Un recorrido en la Historia: problemas sociales contemporáneos y propuestas de solución

Introducción

     Los cambios y mejoras de la sociedad vienen siempre acompañados de conflictos y desacuerdos, algunas veces las dificultades son de tal magnitud que pasan de un ámbito no muy grande como una comunidad vecinal a afectar a una ciudad entera. Como ejemplo está la falta de recursos alimenticios y el encarecimiento en el costo de los mismos. Si el grupo de personas de dicha comunidad padece desempleo no podrá satisfacer esa necesidad básica. Los problemas provienen de diferencias religiosas, económicas, educativas y de política. Cuando las dificultades y diferencias no se atienden de manera pronta y adecuada crecen con el paso del tiempo. Las consecuencias pueden presentarse en forma de ataques verbales y morales entre los afectados hasta el involucramiento del Estado en confrontación con un homólogo teniendo como resultado un enfrentamiento armado con una justificación ideológica como las antes nombradas encaminada a vencer al enemigo y de paso imponerle condiciones favorables a  la nación triunfante.

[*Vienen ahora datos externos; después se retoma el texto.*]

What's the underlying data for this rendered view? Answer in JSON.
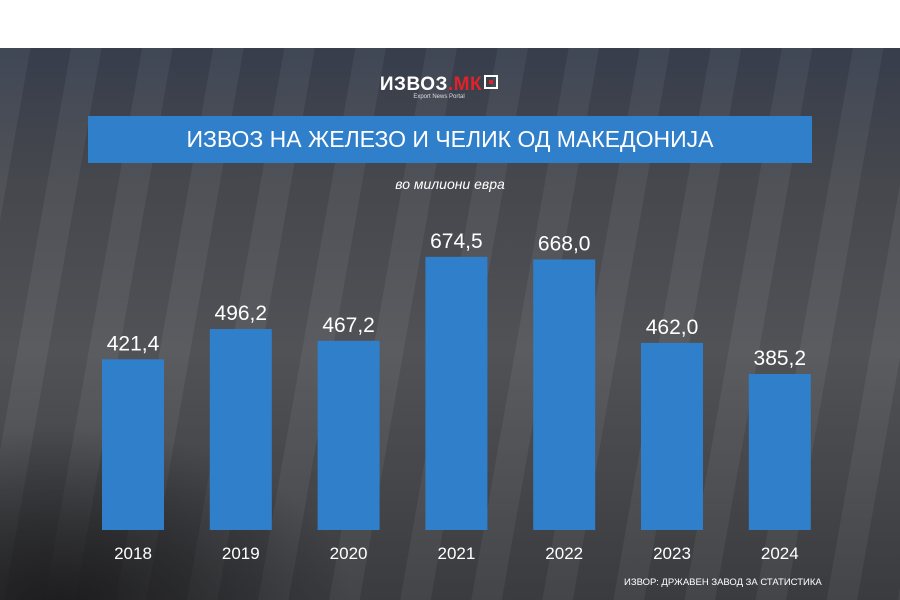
{
  "logo": {
    "text_main": "ИЗВОЗ",
    "text_accent": ".МК",
    "tagline": "Export News Portal"
  },
  "chart_data": {
    "type": "bar",
    "title": "ИЗВОЗ НА ЖЕЛЕЗО И ЧЕЛИК ОД МАКЕДОНИЈА",
    "subtitle": "во милиони евра",
    "categories": [
      "2018",
      "2019",
      "2020",
      "2021",
      "2022",
      "2023",
      "2024"
    ],
    "values": [
      421.4,
      496.2,
      467.2,
      674.5,
      668.0,
      462.0,
      385.2
    ],
    "value_labels": [
      "421,4",
      "496,2",
      "467,2",
      "674,5",
      "668,0",
      "462,0",
      "385,2"
    ],
    "bar_color": "#2f7fca",
    "grid": false,
    "ylim": [
      0,
      700
    ]
  },
  "source": "ИЗВОР: ДРЖАВЕН ЗАВОД ЗА СТАТИСТИКА"
}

La vida implica un transcurrir de tiempo y espacio, elementos fundamentales del quehacer histórico. La relevancia que le damos a los sucesos tanto personales como sociales repercute en nuestro futuro aunque cabe señalar que el tiempo no puede calcularse ni medirse de forma sucinta, en realidad corre sin pausas y las acciones humanas determinan esas divisiones temporales de pasado, futuro y presente. Tales separaciones son parte de una estructura con la que las personas logran identificarse y diferenciarse de acuerdo a la historia e idiosincrasia propias de cada sociedad, región o país[1]. Así como los hechos ocurren dentro de un contexto particular en nuestro grupo social cercano existe otro momento histórico que forma parte de la comunidad global y los acontecimientos de la escala mayor siempre tendrán eco en el resto de los niveles.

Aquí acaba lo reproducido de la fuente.